In the bathroom, she opened a side door and led me into the establishment’s brothel: a hallway and five tiny rooms. In the third was the Marine, lying flat on his back and naked as the day he was born. For decorum’s sake, someone had thoughtfully thrown a washcloth over his privates. Quickly surveying the room, I saw his clothes on the floor and with some relief noted an opened condom wrapper. He had been to Bangkok before.

The relief vanished as I shook his shoulder and he didn’t move. I shook him harder, and still he didn’t move.

Stepping back, my first thought was: My God, I let one of our boys die on my watch. This was followed by a second more horrifying thought: What am I going to tell his mother?

I leaned near his ear and shouted in my best Full Metal Jacket drill-sergeant impression, “Soldier! On your feet, maggot!”

Like a coiled spring, he was up and standing at attention.
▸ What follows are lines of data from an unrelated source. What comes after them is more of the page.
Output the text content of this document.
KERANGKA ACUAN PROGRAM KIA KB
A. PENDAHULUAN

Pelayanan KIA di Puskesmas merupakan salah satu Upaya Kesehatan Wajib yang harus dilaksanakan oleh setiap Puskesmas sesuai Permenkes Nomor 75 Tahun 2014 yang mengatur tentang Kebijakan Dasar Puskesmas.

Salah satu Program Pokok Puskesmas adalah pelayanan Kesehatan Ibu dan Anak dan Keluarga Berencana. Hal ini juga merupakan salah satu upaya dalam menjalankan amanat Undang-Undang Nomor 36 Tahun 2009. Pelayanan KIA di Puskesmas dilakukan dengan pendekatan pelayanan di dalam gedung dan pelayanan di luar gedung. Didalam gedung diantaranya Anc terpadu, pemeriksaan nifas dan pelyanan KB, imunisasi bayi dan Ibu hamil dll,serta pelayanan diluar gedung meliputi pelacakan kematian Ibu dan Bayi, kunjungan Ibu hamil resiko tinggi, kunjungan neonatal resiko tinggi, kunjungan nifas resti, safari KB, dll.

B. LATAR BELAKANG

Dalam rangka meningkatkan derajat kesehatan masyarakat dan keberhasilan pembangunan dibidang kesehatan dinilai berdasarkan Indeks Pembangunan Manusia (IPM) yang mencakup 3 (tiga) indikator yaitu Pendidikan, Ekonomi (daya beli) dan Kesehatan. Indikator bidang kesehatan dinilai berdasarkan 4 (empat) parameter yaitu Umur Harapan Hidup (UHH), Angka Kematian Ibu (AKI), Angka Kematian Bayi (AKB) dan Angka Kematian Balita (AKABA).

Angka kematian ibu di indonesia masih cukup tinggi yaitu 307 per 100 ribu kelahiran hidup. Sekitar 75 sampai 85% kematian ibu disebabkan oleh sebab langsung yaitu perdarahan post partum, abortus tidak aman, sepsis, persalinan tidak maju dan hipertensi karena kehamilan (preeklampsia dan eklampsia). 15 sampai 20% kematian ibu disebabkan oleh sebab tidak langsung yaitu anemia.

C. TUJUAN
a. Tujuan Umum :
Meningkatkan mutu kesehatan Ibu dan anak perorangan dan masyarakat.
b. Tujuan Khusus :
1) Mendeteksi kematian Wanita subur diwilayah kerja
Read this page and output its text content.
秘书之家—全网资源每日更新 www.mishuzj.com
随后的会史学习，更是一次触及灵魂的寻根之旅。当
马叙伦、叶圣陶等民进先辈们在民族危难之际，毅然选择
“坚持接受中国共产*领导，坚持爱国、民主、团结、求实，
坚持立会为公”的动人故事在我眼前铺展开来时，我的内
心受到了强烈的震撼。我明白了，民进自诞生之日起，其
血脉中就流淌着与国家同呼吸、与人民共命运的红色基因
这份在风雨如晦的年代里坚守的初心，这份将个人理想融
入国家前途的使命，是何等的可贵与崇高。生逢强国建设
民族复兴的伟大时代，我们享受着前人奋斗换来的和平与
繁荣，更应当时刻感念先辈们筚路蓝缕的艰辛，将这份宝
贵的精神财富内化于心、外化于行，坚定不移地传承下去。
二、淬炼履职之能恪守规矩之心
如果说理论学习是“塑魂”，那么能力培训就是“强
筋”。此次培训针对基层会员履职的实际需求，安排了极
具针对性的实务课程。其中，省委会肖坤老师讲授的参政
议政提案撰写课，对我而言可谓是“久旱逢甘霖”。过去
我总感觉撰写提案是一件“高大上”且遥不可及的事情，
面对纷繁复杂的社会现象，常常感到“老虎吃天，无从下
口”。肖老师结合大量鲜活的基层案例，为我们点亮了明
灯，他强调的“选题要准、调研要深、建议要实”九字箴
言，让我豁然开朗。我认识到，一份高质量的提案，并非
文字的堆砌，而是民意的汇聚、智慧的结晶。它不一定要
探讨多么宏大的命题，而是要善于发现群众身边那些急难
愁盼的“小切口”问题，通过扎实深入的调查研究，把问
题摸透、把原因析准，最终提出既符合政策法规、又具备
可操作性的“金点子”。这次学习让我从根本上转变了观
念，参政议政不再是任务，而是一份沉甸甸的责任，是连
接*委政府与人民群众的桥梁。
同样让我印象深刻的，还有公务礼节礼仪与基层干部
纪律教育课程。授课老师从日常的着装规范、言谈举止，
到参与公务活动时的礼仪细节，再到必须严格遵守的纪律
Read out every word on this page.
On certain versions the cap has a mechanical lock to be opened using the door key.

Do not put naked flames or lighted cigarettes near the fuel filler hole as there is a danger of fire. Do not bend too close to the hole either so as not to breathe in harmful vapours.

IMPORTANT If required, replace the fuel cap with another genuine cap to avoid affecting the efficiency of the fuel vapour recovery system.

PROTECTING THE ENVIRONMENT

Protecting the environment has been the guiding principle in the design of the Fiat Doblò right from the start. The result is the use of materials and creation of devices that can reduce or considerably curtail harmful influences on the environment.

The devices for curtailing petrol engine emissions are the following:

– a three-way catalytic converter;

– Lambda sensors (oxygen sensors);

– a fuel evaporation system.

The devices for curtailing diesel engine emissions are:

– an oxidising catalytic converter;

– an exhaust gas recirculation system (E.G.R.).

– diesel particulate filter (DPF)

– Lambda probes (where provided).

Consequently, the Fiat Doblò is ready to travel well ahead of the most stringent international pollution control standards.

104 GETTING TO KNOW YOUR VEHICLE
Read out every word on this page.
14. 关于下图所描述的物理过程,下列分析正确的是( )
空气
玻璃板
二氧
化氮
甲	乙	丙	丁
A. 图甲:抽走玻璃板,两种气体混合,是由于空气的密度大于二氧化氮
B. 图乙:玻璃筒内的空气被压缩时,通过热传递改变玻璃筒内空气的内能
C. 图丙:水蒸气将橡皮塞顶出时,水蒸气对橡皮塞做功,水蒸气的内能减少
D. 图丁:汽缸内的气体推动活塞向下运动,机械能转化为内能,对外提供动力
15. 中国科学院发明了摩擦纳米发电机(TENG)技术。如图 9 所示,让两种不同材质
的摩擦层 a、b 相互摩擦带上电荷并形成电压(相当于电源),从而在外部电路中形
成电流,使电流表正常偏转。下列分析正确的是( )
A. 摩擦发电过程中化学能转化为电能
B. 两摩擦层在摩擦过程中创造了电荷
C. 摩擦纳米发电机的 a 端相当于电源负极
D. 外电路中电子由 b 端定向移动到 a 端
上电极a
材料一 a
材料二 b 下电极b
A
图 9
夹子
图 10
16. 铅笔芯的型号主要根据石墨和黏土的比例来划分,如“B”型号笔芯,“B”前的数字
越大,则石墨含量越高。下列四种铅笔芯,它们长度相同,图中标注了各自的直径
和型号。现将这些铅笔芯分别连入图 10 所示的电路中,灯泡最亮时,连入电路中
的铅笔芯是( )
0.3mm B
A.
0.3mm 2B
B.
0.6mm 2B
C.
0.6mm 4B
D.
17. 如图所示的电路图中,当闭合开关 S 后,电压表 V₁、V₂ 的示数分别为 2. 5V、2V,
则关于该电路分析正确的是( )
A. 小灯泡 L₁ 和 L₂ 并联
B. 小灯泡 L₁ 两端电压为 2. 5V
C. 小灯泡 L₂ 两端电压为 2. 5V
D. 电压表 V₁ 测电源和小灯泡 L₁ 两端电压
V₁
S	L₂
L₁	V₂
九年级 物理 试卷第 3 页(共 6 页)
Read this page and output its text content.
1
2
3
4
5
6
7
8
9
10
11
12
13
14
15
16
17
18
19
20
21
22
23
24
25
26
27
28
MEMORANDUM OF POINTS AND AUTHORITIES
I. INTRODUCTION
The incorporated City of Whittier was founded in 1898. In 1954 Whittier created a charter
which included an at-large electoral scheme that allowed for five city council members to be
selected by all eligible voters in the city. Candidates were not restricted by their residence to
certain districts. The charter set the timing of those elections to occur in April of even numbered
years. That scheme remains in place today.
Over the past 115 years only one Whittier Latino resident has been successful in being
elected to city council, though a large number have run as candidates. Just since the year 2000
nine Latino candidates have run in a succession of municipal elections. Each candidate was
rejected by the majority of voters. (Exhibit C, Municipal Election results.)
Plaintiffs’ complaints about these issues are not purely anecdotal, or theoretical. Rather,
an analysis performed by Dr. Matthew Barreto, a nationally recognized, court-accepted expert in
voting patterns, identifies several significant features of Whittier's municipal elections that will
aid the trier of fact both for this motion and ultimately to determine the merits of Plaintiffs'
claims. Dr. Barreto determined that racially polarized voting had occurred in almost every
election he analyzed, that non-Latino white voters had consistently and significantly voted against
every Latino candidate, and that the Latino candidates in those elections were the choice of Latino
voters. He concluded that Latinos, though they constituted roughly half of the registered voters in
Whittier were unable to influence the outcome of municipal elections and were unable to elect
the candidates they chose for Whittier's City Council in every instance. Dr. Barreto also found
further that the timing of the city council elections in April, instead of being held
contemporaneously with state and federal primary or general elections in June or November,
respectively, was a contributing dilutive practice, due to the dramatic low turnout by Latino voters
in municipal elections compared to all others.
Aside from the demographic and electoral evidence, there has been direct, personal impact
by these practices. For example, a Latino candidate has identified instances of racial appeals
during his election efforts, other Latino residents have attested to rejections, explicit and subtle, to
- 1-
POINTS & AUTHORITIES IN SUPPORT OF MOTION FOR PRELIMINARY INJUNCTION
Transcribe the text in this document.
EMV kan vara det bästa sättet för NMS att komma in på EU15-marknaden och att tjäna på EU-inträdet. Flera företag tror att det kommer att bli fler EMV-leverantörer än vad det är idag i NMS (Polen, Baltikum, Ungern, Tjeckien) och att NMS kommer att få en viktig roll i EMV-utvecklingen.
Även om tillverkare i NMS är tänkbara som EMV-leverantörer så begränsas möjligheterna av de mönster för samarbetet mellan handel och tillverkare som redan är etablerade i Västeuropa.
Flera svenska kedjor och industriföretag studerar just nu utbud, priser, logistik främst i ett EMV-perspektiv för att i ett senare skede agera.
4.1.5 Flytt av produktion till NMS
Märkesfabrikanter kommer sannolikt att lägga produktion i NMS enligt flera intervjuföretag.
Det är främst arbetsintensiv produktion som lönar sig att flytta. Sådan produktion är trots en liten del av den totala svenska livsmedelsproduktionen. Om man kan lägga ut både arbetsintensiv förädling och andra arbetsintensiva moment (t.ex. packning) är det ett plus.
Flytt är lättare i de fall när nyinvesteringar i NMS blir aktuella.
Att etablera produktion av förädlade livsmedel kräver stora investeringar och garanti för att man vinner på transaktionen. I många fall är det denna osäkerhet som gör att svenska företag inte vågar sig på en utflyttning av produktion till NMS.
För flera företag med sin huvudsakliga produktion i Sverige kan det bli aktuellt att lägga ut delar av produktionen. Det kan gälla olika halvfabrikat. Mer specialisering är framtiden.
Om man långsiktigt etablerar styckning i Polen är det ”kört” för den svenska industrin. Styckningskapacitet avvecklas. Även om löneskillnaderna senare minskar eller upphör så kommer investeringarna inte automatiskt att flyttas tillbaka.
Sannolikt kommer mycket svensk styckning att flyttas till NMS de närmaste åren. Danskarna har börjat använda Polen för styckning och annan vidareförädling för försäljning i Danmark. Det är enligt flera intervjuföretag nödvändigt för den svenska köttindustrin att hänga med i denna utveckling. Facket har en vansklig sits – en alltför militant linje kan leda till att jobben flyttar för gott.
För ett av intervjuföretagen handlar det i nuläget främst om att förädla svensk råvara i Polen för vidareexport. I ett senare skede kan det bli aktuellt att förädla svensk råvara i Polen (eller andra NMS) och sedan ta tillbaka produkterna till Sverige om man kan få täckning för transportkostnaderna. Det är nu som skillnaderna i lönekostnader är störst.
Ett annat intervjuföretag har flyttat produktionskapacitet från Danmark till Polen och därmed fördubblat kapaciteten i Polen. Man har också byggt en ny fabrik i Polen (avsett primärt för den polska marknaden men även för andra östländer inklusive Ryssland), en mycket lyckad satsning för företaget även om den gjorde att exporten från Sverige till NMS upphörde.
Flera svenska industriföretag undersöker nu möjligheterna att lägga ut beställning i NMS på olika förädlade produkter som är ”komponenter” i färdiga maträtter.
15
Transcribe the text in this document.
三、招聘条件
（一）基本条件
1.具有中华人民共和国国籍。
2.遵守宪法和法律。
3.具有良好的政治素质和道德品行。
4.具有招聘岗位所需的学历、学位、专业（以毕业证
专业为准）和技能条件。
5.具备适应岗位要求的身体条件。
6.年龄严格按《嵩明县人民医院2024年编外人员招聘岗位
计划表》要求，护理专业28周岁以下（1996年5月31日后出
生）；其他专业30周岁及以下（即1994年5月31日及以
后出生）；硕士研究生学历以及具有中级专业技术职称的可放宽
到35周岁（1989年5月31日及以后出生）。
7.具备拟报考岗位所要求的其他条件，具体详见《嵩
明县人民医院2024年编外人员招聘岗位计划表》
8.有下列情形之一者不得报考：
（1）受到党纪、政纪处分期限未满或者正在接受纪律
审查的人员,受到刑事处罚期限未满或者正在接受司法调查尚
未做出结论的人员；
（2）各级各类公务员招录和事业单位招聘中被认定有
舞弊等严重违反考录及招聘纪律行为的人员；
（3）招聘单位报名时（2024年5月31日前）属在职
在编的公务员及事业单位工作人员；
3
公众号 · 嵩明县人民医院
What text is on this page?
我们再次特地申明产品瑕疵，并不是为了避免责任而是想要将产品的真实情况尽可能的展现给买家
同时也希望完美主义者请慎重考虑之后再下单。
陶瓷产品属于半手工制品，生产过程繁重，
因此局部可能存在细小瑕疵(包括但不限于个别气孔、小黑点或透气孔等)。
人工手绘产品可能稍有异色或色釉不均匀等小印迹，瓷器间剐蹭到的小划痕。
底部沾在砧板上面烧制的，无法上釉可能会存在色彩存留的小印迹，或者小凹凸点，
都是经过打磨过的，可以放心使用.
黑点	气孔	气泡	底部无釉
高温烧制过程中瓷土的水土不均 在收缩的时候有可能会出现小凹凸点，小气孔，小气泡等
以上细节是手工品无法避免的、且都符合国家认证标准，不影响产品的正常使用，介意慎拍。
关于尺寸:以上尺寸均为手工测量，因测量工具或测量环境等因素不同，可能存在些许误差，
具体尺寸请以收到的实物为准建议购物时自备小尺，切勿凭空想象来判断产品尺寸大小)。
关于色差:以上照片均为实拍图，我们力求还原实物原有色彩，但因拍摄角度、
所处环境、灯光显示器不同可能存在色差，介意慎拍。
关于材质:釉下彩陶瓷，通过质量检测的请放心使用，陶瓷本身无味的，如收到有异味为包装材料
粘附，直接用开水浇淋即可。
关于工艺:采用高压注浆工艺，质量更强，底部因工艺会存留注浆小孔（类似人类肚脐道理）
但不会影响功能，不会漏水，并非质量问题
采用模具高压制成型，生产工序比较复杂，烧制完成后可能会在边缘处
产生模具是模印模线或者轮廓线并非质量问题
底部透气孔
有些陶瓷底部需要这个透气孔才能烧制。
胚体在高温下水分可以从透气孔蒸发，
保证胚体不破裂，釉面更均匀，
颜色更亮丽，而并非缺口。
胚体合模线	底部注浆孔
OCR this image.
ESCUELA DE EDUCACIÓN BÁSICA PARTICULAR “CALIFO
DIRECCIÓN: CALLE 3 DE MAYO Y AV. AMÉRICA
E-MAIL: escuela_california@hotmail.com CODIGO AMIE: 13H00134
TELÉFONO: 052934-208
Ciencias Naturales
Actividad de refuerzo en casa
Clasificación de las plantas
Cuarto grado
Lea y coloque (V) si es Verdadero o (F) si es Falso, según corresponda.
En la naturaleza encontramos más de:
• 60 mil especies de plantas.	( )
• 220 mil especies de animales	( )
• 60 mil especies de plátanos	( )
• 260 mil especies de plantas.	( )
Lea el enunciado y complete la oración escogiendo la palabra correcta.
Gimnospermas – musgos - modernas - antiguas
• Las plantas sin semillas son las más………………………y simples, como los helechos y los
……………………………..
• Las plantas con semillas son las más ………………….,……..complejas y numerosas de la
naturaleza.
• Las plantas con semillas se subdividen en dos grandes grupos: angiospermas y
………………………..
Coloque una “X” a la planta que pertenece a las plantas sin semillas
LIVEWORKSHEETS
“I think it’s time for us to go,” I said, handing him his jeans. “I’ll wait for you outside.”

As I was trying to explain to the fisherman why we should make our exit, the Marine came barreling out of the bathroom. His eyes were wild, still half-stuck in a drunken nightmare. He grabbed my arm and whispered, “We gotta get the fuck outta here.” And then he tore down the stairs at full speed.

By the time I had rounded up the troops and made it to the street, he was long gone. “Should we look for him?” I asked.

“If he can survive Fallujah,” the fisherman said, “he can survive Bangkok.”

“Just to be safe.”

As we searched Pat Pong, I thought about how politicians are always calling the troops the greatest soldiers in history, and it struck me that while deifying was better than demonizing them, it still lessened their humanity and therefore made their suffering more mythical and less real and thus less guilt-inducing.

Was this Marine part of the greatest warrior culture in history? I don’t know. The blockbuster 300 has made a pretty good case for the Spartans. What I do know is that anyone who reads the Patriot Act and worries over its consequences is far better than we deserve. My biggest hope is he returns in one piece.